Still other commodity applications of data science are resulting in Cloud-delivered data brokerages and a variety of specialized SaaS applications that are industry specific to health care, life sciences, finance, manufacturing, retail, travel, hospitality, energy, services, public sector, utility, and agriculture/feedstock industries among others.
Net Impact
The uses of data science will redefine legacy forms-based business workflows and the uses of business intelligence. It will imbue decision-making with better forward-looking recommendations, while it automates rote and programmatic workflows and business functions. Data science applications will enable nimbler market responsiveness and gain greater customer allegiance, stickiness, share of market and share of wallet. In short: the business value of data science will creep up on most, may not be noticeable unless it is too late, and will be stunning in its overhaul of information processing and the business of IT.
Packaged business applications will provide market-leveling capabilities as IT providers deliver general purpose SaaS applications with embedded data science capabilities, and as more data brokerages form and provide grist for data science applications. We also expect competitive differentiation – longer term – will remain steadfast for the combination of industry specific applications of data science, powered by highly proprietary datasets. This combination will retain market differentiations farther into the future.
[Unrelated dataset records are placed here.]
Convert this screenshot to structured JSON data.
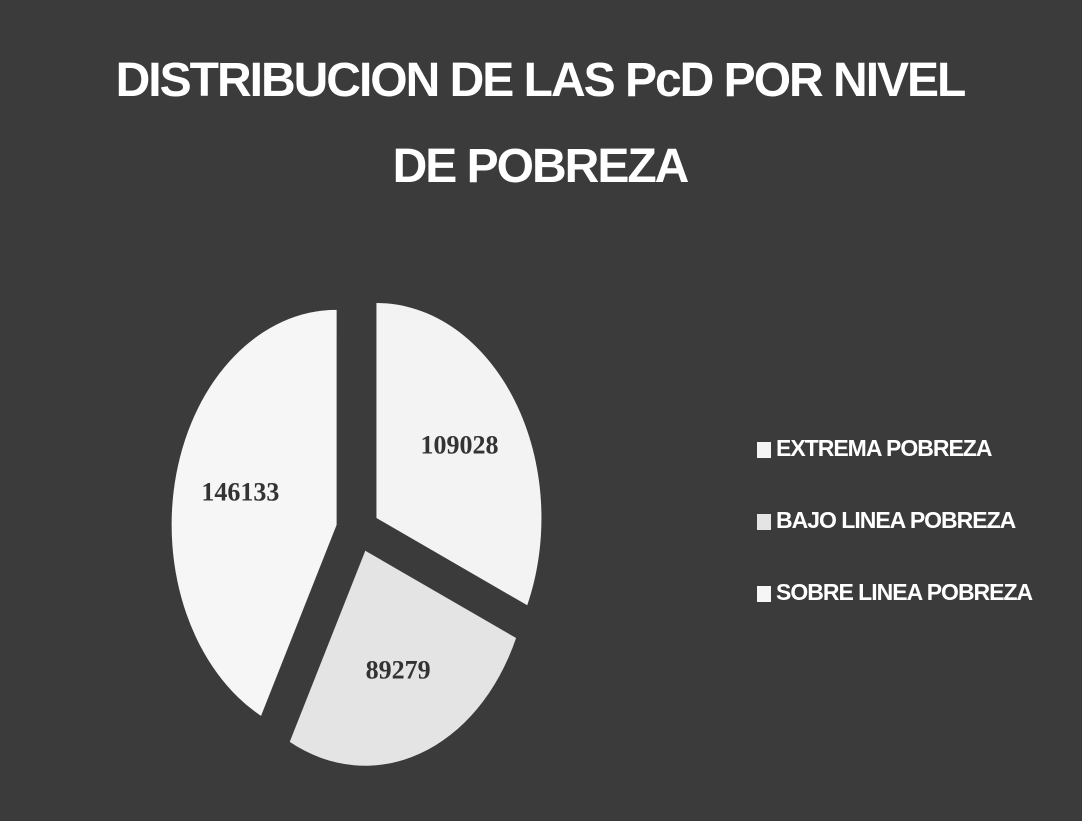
{
  "chart_data": {
    "type": "pie",
    "title": "DISTRIBUCION DE LAS PcD POR NIVEL DE POBREZA",
    "categories": [
      "EXTREMA POBREZA",
      "BAJO LINEA POBREZA",
      "SOBRE LINEA POBREZA"
    ],
    "values": [
      109028,
      89279,
      146133
    ],
    "colors": [
      "#f3f3f3",
      "#e4e4e4",
      "#f6f6f6"
    ],
    "legend": "right"
  }
}
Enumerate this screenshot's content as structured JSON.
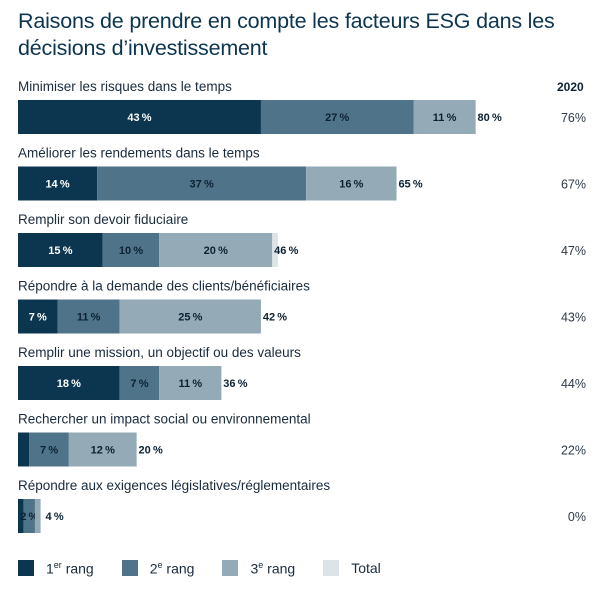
{
  "chart_data": {
    "type": "bar",
    "orientation": "horizontal-stacked",
    "title": "Raisons de prendre en compte les facteurs ESG dans les décisions d’investissement",
    "year_header": "2020",
    "categories": [
      "Minimiser les risques dans le temps",
      "Améliorer les rendements dans le temps",
      "Remplir son devoir fiduciaire",
      "Répondre à la demande des clients/bénéficiaires",
      "Remplir une mission, un objectif ou des valeurs",
      "Rechercher un impact social ou environnemental",
      "Répondre aux exigences législatives/réglementaires"
    ],
    "series": [
      {
        "name": "1er rang",
        "values": [
          43,
          14,
          15,
          7,
          18,
          2,
          1
        ]
      },
      {
        "name": "2e rang",
        "values": [
          27,
          37,
          10,
          11,
          7,
          7,
          2
        ]
      },
      {
        "name": "3e rang",
        "values": [
          11,
          16,
          20,
          25,
          11,
          12,
          1
        ]
      },
      {
        "name": "Total",
        "values": [
          80,
          65,
          46,
          42,
          36,
          20,
          4
        ]
      }
    ],
    "segment_labels": [
      [
        "43 %",
        "27 %",
        "11 %",
        "80 %"
      ],
      [
        "14 %",
        "37 %",
        "16 %",
        "65 %"
      ],
      [
        "15 %",
        "10 %",
        "20 %",
        "46 %"
      ],
      [
        "7 %",
        "11 %",
        "25 %",
        "42 %"
      ],
      [
        "18 %",
        "7 %",
        "11 %",
        "36 %"
      ],
      [
        "",
        "7 %",
        "12 %",
        "20 %"
      ],
      [
        "",
        "2 %",
        "",
        "4 %"
      ]
    ],
    "previous_year_values": [
      "76%",
      "67%",
      "47%",
      "43%",
      "44%",
      "22%",
      "0%"
    ],
    "xlim": [
      0,
      100
    ],
    "legend": [
      {
        "label": "1er rang",
        "base": "1",
        "sup": "er",
        "suffix": " rang",
        "color": "#0c3550"
      },
      {
        "label": "2e rang",
        "base": "2",
        "sup": "e",
        "suffix": " rang",
        "color": "#4f7489"
      },
      {
        "label": "3e rang",
        "base": "3",
        "sup": "e",
        "suffix": " rang",
        "color": "#94abb7"
      },
      {
        "label": "Total",
        "base": "Total",
        "sup": "",
        "suffix": "",
        "color": "#dde4e8"
      }
    ],
    "legend_position": "bottom-left"
  },
  "colors": {
    "rank1": "#0c3550",
    "rank2": "#4f7489",
    "rank3": "#94abb7",
    "total": "#dde4e8",
    "label_light": "#ffffff",
    "label_dark": "#0c2233"
  }
}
This will both drive and result from the expansion of data science use through 2020, although the benefits will not be equally enjoyed. Our research indicates significant differences in data science adoption and utility based on relative enterprise size, with relative percentages of data science adoption through 2020 as follows:
- Global 1000 enterprises: more than 80 percent
- Mid-size enterprises: 40 to 50 percent
- Small businesses: about 20 percent
The imbalance in the early uses of data science applications through 2020 – a larger share of global firms, and smaller share of small businesses – will result in market-responsive advantages for the largest enterprises. The largest will use data science to react faster to customer need and market changes, take a disproportionately larger share of wallet as a result, and improve financial outcomes further. This could reverse some of natural advantages enjoyed by smaller and more nimble firms that can respond to individual customer needs and market shifts more rapidly than is typical for large enterprises; if we are correct in this, we can expect to see a resulting data science applications/data arms race within the next few years.